Members of lineage societies make revolutionary connections and promote patriotism
The oldest chapters in Texas of both the Daughters of the American Revolution and the Sons of the American Revolution are in Galveston. Both started in 1895, and both remain active service organizations that promote patriotism.
Genealogy often is what attracts people to the organizations, but members stay for the service to veterans, they say.
“Twenty years ago, I knew nothing about DAR,” Shawn Carlson said. “It just wasn’t on my radar.”
Now, Carlson is regent of the George Washington Chapter of the National Society of the Daughters of the American Revolution based in Galveston.
In 2000, one of her aunts wanted to join the Daughters of the American Revolution and needed to research her family tree, Carlson said. She turned to Carlson for help.

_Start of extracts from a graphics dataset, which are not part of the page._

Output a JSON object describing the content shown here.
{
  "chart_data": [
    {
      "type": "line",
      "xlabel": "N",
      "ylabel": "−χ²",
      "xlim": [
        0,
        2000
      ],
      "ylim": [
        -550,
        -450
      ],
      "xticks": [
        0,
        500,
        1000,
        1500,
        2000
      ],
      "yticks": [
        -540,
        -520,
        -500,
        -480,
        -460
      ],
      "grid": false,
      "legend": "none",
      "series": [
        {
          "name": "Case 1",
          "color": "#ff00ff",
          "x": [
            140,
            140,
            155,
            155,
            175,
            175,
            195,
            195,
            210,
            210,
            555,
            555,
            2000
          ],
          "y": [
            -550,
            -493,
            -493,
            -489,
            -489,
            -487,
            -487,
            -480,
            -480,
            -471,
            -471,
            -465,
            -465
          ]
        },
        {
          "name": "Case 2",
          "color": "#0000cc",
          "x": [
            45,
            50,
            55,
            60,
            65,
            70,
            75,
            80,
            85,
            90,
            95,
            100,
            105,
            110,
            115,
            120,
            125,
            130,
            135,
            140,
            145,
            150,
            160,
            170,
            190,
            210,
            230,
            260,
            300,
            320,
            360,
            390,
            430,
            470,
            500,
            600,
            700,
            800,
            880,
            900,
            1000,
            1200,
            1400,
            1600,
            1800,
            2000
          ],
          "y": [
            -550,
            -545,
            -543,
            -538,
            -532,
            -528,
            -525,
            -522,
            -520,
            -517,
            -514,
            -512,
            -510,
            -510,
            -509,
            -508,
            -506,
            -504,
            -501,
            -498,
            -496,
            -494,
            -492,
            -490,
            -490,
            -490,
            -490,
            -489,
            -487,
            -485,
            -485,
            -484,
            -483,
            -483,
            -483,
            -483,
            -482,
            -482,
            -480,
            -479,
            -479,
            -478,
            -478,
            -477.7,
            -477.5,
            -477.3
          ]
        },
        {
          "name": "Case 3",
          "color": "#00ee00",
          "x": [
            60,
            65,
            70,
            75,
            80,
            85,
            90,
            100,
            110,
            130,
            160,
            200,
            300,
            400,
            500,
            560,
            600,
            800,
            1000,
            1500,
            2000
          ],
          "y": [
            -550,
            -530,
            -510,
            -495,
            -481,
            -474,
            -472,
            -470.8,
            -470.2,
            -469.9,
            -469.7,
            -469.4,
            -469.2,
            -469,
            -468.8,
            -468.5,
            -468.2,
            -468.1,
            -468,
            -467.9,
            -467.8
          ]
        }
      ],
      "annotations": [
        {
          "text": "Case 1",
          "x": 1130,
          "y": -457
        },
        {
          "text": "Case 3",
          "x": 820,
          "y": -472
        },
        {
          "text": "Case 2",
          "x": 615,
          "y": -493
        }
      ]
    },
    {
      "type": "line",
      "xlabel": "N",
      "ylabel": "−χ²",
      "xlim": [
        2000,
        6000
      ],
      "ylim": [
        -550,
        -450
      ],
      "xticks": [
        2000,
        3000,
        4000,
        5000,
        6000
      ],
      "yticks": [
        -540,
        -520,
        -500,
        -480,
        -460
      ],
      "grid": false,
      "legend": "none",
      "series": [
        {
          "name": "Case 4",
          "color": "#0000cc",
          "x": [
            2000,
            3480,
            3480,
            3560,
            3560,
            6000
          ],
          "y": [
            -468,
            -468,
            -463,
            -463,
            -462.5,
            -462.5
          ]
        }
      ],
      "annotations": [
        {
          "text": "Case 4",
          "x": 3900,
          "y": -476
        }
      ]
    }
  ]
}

Carlson, a retired historical archaeologist and museum curator who now lives in Galveston, was an ideal researcher.
Carlson’s aunt had a handwritten list with old family names, Carlson said. From that start, Carlson tracked down seven ancestors connected to the revolution.
When her aunt applied, Carlson and her daughter also applied.
The chapter focuses on patriotic service to veterans, Carlson said. Two members are involved in the Honor Flight Network, an organization that takes American veterans to Washington, D.C., to visit memorials. The two women go to the airport to see the traveling veterans off, and they’re at the airport to welcome them home.
The chapter also collects toiletries, winter coats and Valentine cards for veterans.
Historic preservation, education and patriotism are other ongoing efforts, such as the annual school essay contest.
In September, the organization celebrates Constitution Week by distributing copies of the U.S. Constitution. The National Society of the Daughters of the American Revolution petitioned the U.S. Congress in 1955 to recognize Sept. 17-23 as Constitution Week to make people aware of their rights and what’s in the document.
About 60 years ago, Catherine Polk was reading an article in Redbook magazine about how someone could join the organization, she said. An aunt already belonged at the time, and that’s who Polk turned to get to started on her paperwork, she said.
Now, Polk’s three daughters also have joined the lineage society. Nancy Hall, Elizabeth Goza and Susan Clark all are active members. Goza’s daughter and Polk’s granddaughter, Merrell Goza, also is a member.
“When I turned 18, Mom told me I had to join so I could get my 50-year pin before she died,” Hall said.
Clark lived in Georgia for a while and joined a local chapter there.
“I made instant friends,” Clark said. The sense of connection and common history was that strong, she said. Clark also attended national conferences.
Hall researches family history and has found many brave ancestors, she said. The stories have inspired her sisters.
“At different points in my life, when I’ve had hard times, I told myself I can survive if they survived,” Clark said.
“I told all three of them they can’t transfer out of this chapter until two weeks after my funeral,” Polk said as her daughters smiled.
The seriousness of a connection to the American Revolution isn’t a subject the family takes lightly.
“This is not just having lunch with other ladies,” Elizabeth Goza said. “It’s very moving. It’s almost spiritual.”
The more research they do, the more family members they find with connections to the revolution.
To be a member of either lineage society, an applicant doesn’t have to be a direct descendant of someone who fought in the war. To join, an applicant has to prove an ancestor aided the revolution, either by military service or by supplying the army or helping in some other concrete way that documentation can prove happened.
Clark Wright, a past president of the Bernardo de Gálvez Chapter No. 1, Sons of the American Revolution, had an ancestor who was a sergeant in the French and Indian War, but during the revolution, he supplied Continental soldiers with beef from his farm.
Wright also belongs to the Sons of the Republic of Texas.
“About 65 percent or 75 percent of the SAR are also in the Sons of the Republic of Texas,” Wright said.
Honoring veterans, participating in Fourth of July parades and sending the colorful Honor Guard to memorial events all are ongoing chapter activities, members said.
Bill Adriance, another past president of the chapter, is raising funds for a statue of Bernardo de Gálvez to place in Galveston, although Gálvez never made it to his namesake island. The Spanish general was a hero at the Siege of Pensacola in 1781. Spain fought against the British during the revolution, but not enough people know about it, he said.
“It was a really important historic event,” Adriance said.